Die zweite Stadt ist Pisa. Da schauen viele ängstlich darauf, was dann die nächste Pisa-Studie ergibt, auf welchem Rang unser Land sein wird. Ist es so entscheidend, ob wir von der einen zur anderen Studie etwas rutschen? Eine solche Statistik ist doch nicht entscheidend; entscheidend ist das Inhaltliche, was wir tun. Wir halten es schon für richtig, dass man solche Vergleiche macht. Dies zur Ermutigung, sich anzustrengen, ein gutes Bildungswesen zu haben. Aber man soll nicht immer nur ängstlich auf Statistiken blicken, sondern Schritte tun.

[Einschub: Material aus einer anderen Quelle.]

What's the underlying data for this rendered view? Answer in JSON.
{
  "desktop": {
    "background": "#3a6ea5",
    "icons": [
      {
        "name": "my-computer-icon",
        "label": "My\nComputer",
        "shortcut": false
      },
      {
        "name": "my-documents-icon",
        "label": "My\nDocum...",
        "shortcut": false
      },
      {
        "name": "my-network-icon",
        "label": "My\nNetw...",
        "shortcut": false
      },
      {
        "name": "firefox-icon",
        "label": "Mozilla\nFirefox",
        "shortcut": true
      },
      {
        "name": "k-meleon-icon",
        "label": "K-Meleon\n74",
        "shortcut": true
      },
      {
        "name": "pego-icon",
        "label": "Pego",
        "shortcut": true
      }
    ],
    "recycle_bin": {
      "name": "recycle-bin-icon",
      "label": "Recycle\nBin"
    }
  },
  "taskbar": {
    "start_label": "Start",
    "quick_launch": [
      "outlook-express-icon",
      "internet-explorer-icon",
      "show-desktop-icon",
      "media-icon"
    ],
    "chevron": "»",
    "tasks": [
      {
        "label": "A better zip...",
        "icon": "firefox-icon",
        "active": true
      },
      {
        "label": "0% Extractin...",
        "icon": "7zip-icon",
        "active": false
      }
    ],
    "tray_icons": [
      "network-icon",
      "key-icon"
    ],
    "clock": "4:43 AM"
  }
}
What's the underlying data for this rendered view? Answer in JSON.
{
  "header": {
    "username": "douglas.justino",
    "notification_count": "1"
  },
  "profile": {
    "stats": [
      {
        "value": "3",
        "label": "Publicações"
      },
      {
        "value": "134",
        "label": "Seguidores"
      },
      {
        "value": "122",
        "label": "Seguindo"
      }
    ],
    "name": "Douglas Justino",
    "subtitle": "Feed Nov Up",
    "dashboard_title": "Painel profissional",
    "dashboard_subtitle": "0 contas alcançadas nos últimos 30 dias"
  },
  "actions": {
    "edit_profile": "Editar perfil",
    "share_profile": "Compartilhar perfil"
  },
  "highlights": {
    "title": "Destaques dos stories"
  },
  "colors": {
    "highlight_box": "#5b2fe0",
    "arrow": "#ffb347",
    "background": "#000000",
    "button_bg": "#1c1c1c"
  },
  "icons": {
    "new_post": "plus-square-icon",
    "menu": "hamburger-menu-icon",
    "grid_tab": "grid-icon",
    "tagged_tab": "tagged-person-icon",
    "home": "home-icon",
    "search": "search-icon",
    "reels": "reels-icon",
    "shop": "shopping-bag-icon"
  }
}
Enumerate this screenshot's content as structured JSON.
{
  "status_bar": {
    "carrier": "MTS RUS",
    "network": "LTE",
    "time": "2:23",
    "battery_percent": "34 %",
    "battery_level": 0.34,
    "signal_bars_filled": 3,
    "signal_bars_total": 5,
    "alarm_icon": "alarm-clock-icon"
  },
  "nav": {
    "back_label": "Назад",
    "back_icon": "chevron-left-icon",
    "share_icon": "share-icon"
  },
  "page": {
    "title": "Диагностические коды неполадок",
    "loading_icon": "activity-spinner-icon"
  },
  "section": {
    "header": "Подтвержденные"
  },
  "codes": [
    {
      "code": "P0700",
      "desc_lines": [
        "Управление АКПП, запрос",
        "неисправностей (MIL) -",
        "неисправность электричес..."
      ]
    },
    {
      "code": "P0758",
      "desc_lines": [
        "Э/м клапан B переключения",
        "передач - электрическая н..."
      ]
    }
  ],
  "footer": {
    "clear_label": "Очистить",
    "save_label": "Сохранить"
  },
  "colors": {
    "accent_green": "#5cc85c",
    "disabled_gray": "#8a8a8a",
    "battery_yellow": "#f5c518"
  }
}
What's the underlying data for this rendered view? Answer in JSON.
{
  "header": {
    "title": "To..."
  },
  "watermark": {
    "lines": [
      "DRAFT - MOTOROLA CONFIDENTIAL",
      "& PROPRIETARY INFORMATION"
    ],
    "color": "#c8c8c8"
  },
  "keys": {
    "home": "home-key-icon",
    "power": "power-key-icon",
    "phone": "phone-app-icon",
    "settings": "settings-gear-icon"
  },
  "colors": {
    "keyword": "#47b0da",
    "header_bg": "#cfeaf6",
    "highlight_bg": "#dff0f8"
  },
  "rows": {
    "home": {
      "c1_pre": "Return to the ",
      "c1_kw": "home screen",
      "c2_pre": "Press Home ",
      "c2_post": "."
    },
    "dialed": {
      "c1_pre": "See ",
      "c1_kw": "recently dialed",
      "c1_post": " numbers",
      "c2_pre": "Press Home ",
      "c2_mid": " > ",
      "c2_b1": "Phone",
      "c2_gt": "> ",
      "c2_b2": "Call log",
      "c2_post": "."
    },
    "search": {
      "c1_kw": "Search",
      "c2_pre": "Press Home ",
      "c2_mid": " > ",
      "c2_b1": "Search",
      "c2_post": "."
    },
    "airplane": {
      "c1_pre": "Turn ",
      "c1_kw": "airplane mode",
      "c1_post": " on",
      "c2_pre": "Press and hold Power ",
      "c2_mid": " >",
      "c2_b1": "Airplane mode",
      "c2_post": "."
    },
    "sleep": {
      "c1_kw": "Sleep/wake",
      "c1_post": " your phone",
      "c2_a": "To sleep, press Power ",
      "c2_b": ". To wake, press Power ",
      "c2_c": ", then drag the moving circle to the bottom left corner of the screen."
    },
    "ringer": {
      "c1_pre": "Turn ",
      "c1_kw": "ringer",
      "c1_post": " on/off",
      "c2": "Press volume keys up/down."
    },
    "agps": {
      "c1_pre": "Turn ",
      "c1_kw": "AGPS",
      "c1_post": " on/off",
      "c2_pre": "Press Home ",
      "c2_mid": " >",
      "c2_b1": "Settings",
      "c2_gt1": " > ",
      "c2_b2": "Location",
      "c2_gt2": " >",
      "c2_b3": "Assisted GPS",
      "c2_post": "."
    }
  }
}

Ich habe selber mit dem Bildungswesen auf allen Stufen zu tun. Ich bin seit Jahren in unserer Gemeinde für das Schulwesen zuständig. Ich erlebe es von dieser Seite her, dass wir seit Jahren nur noch Baustellen haben; zu viele und manchmal auch am falschen Ort. Wenn wir hier im Bildungsbereich - richtigerweise - eine neue Verfassungsbestimmung machen, müssen wir auch aufpassen, dass wir nicht die Erziehungsdepartemente zu "Bildungsbaudepartementen" umbenennen müssen, um die Realitäten abzubilden. Es braucht auch wieder Bereiche, in denen alle an der Schule Tätigen wieder ein Stück Arbeit sinnvoll ausführen können.

Schliesslich hängt im Bildungswesen immer noch alles davon ab, welche Menschen mit welcher Haltung, mit welchen Werten gestalten und handeln.